St-Onge said he had received complaints of abuse, mistreatment or embezzlement against at least eight national teams, including rugby and rowing.
The outpouring of stories sparked conversations, shared experiences, and suggested fixes.
Ciara McCormack is the soccer player who was the first to publicly accuse Canadian Under-20 coach Bob Birarda of inappropriate behaviour; he pleaded guilty in February to four sex offenses involving four different people.
She said parents “need to have access to their children’s training environments”. Few gym facilities allow parents to watch.
McCormack also thinks that non-disclosure agreements involving misconduct should be eliminated and that educating athletes and parents about what abuse looks like and how to report violations is mandatory. She also suggested an athlete-led organization with a hotline and disciplinary procedures – similar to those for teachers or doctors – where misconduct is recorded and accessed.
“(National sports organizations) have taken advantage of all the power and all the resources, which has caused immense harm, and I think it is crucial that athletes are given power, resources and a voice in the system. from kids as rec athletes to national team athletes,” McCormack told The Canadian Press. “It’s long overdue.”
Kim Shore, a former gymnast and mother of a former gymnast, said she would like to see scales banned from gyms. Gymnasts said public weigh-ins left them with serious emotional scars years later around body image.
She also suggested an offender registry. Several national sport organizations, including Skate Canada and Athletics Canada, have suspended coaches and athletes listed on their websites.
But there are many holes, including the inability to follow the coaches at the grassroots or even at the provincial level. Coaches who are suspended or allowed to quietly leave one club, province or national team can often simply move on to another – or even another sport.
In her proposed 32-page class action lawsuit, Cline alleges that she suffered numerous injuries during training, including back and neck injuries, and broken wrists, hands, fingers and toes. She alleged that her trainer, Vladimir Lashin, stretched her hamstrings too much to the point of ripping them out of her pelvis.

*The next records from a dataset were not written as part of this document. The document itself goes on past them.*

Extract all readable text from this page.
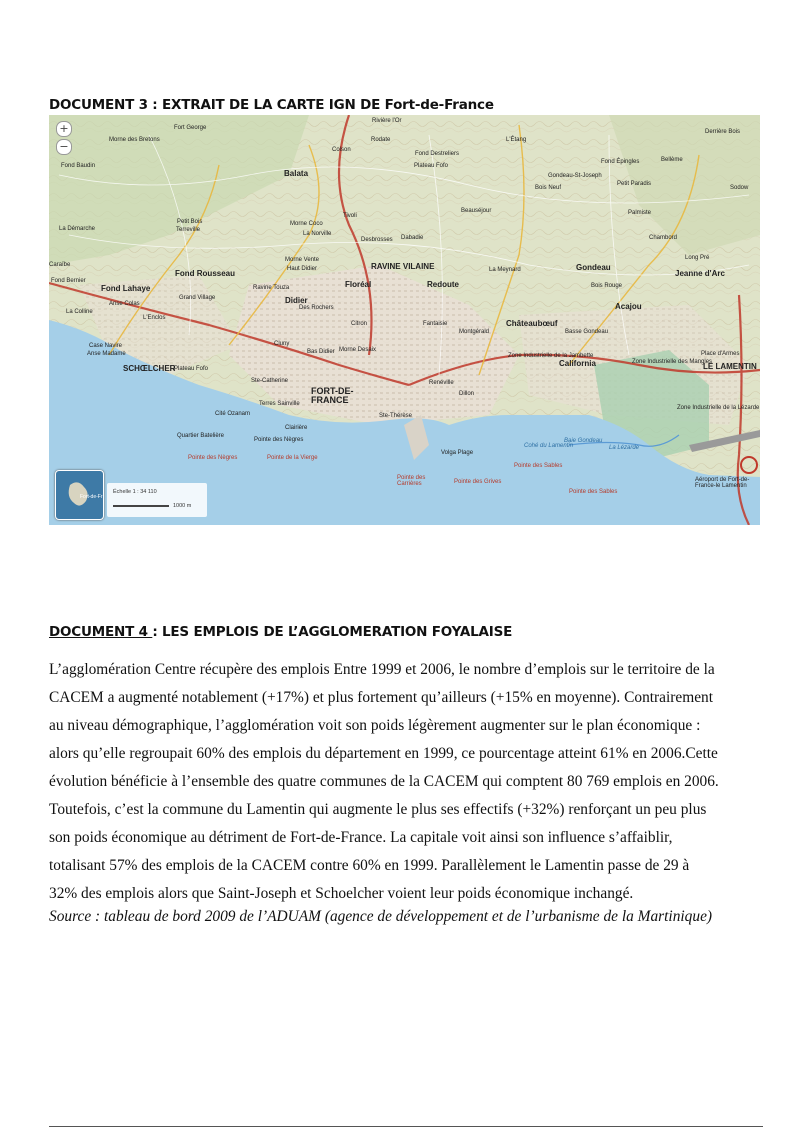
DOCUMENT 3 : EXTRAIT DE LA CARTE IGN DE Fort-de-France
+
−
Rivière l'Or
Morne des Bretons
Fort George
Fond Baudin
Rodate
Colson
Fond Destreliers
L'Étang
Fond Épingles	Bellème
Derrière Bois
Balata
Plateau Fofo
Gondeau-St-Joseph
Bois Neuf
Petit Paradis
Sodow
Petit Bois
La Démarche	Terreville
Tivoli
Morne Coco
Beauséjour	Palmiste
Chambord
Caraïbe
La Norville
Desbrosses Dabadie
Morne Vente
Haut Didier	RAVINE VILAINE	La Meynard	Gondeau
Long Pré
Fond Rousseau
Fond Bernier
Fond Lahaye
Grand Village
Ravine Touza
Didier
Floréal	Redoute	Bois Rouge
Jeanne d'Arc
Anse Colas
Des Rochers	Acajou
La Colline
L'Enclos
Châteaubœuf
Citron	Fantaisie
Montgérald	Basse Gondeau
Case Navire
Anse Madame
Cluny
Bas Didier Morne Desaix
Zone Industrielle de la Jambette
California	Zone Industrielle des Mangles
SCHŒLCHER
Plateau Fofo
Ste-Catherine	Renéville
Dillon
LE LAMENTIN
Place d'Armes
FORT-DE-FRANCE
Terres Sainville
Clairière
Ste-Thérèse
Cité Ozanam
Zone Industrielle de la Lézarde
Quartier Batelière
Pointe des Nègres
Cohé du Lamentin
Baie Gondeau
Volga Plage
Pointe des Sables
Pointe des Grives
Pointe des Carrières
Pointe de la Vierge
Pointe des Nègres
Pointe des Sables
Aéroport de Fort-de-France-le Lamentin
La Lézarde
Fort-de-Fr
Échelle 1 : 34 110
1000 m
DOCUMENT 4 : LES EMPLOIS DE L’AGGLOMERATION FOYALAISE
L’agglomération Centre récupère des emplois Entre 1999 et 2006, le nombre d’emplois sur le territoire de la
CACEM a augmenté notablement (+17%) et plus fortement qu’ailleurs (+15% en moyenne). Contrairement
au niveau démographique, l’agglomération voit son poids légèrement augmenter sur le plan économique :
alors qu’elle regroupait 60% des emplois du département en 1999, ce pourcentage atteint 61% en 2006.Cette
évolution bénéficie à l’ensemble des quatre communes de la CACEM qui comptent 80 769 emplois en 2006.
Toutefois, c’est la commune du Lamentin qui augmente le plus ses effectifs (+32%) renforçant un peu plus
son poids économique au détriment de Fort-de-France. La capitale voit ainsi son influence s’affaiblir,
totalisant 57% des emplois de la CACEM contre 60% en 1999. Parallèlement le Lamentin passe de 29 à
32% des emplois alors que Saint-Joseph et Schoelcher voient leur poids économique inchangé.
Source : tableau de bord 2009 de l’ADUAM (agence de développement et de l’urbanisme de la Martinique)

Cline told The Canadian Press that staff at BC Children’s Hospital know her by name.
“It’s a bit telling when they say, ‘Oh, it’s you again, you’re back,'” said Cline, who left the sport aged 14 and is now 32.
Lashin did not respond to a request for comment. He coached Canada’s National Team for the Athens Olympics in 2004. Gymnastics Canada named him National Coach and High Performance Director of the Women’s Artistic Program in 2009. He resigned in 2010.
Sport Canada announced this week that its new Office of the Sport Integrity Commissioner (OSIC) will be operational as of June 20. The office will receive and process individual complaints of violations of the University Code of Conduct to Prevent and Address Abuse in Sport.